University of Napoli Federico II
May 22

Scaling Laws for Ion Irradiation Experiments in Iron-Based Superconductors (IBS)

This is the second recording of the Superconductivity Talks webinar series hosted by the Young Professionals committee of the IEEE Council of Superconductivity. Daniele Torsello speaks about his research regarding ion irradiation of Iron-Based Superconductors (IBS).

Ion irradiation is a useful tool to introduce disorder in materials, and hence engineer their properties. In superconductors the increased disorder enhances carrier scattering, decreasing the critical temperature, and provides pinning centers, increasing the critical current.

However, virtually infinite combinations of ions and energies exist, making it difficult to choose the best conditions for a desired outcome. We investigated how the properties of a large set of Iron-based superconductors of the 122 family are modified by ion irradiation with different beams and energies.

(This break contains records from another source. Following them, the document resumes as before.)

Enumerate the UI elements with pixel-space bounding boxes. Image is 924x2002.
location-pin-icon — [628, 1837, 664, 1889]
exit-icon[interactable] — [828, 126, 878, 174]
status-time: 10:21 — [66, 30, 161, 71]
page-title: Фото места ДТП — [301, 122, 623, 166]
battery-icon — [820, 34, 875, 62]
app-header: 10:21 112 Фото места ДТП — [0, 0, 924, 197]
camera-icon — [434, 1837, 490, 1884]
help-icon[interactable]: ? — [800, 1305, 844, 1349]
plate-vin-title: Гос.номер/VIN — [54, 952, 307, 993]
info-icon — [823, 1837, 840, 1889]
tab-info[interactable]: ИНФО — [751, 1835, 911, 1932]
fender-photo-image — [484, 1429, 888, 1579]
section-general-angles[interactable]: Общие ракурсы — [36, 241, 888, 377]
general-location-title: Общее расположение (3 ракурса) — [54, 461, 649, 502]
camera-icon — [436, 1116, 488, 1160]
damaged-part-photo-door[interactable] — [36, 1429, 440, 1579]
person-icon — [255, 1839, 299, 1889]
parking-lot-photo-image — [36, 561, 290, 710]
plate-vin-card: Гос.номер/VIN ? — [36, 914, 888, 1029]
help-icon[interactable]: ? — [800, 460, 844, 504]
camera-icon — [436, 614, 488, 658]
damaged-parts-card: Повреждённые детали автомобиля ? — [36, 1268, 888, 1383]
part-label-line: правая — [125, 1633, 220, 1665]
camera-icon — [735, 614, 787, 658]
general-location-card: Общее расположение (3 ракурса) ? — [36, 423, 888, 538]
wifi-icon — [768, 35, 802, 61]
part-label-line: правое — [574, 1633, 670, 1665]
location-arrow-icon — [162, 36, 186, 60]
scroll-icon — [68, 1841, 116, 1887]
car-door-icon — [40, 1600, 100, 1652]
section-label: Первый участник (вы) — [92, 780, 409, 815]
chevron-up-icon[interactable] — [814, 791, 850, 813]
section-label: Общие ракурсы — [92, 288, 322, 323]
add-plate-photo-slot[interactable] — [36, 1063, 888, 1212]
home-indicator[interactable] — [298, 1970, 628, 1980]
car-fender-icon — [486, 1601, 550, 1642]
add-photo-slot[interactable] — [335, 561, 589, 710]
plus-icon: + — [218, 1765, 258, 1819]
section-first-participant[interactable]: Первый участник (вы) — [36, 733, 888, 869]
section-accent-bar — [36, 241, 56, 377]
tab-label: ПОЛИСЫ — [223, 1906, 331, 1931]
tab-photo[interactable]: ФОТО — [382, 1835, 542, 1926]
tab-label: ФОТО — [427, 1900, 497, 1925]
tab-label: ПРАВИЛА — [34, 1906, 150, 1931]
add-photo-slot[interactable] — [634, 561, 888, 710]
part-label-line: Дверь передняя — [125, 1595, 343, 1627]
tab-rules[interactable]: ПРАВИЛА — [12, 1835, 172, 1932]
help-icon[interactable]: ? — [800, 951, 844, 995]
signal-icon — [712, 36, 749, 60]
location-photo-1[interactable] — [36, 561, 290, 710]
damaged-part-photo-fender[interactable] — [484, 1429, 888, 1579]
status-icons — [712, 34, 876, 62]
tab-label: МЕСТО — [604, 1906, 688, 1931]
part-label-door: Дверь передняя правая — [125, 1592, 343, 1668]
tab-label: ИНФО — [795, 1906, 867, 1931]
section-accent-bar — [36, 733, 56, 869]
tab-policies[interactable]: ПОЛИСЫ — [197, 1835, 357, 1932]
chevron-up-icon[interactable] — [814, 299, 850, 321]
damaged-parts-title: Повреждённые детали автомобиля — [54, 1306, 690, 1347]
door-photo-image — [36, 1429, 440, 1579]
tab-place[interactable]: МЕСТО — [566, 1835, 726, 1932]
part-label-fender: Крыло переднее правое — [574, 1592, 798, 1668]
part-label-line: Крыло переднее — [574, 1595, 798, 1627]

From this broad and comprehensive set of experimental data, clear scaling laws emerge, valid in the range of moderate disorder, providing a useful rule-of-thumb to design irradiation experiments.

Daniele Torsello

Politecnico di Torino
September 21 | 19:00 CET

Design & Modeling of a Non-Planar REBCO Coil for Stellarators

The long understood benefits of operating fusion devices, such as tokamaks and stellarators, at high fields make superconducting magnets necessary to realize a compact fusion power system. Superconducting stellarators, such as W7-X, have used standard low-temperature superconductor technology (NbTi). ARPA-E has recently funded a 2-year project led by the startup Type One Energy and involving the Fusion Technology Institute at the University of Wisconsin–Madison and the Plasma Science and Fusion Center at MIT, to design and manufacture the first non-planar HTS (REBCO) coil based on the SPARC tokamak’s VIPER cable concept for a high-field stellarator. The design consists of a two-turn non-planar HTS coil supported by a pair of 3D printed stainless steel radial plates. The ultimate goals of the project are to determine if commercial REBCO tapes and additive manufacturing can be used to fabricate high field (>10 T) non-planar coils with tight bending radii (100 mm) and without degradation of the superconducting performance. In this presentation we will report on the fabrication of a two-turn non-planar HTS coil with tight-radius bends that will be supported by a pair of 3D printed stainless steel radial plates. A critical risk that is still to be retired is the accurate 3D bending of a multi-turn coil so that it mates properly with the radial plates, and produces the desired 3D B-field structure. Testing of the completed coil at 77 K will characterize the Ic, the 3D B-field structure, and the quench robustness, and will be compared to detailed electromagnetic, mechanical, and thermal modeling.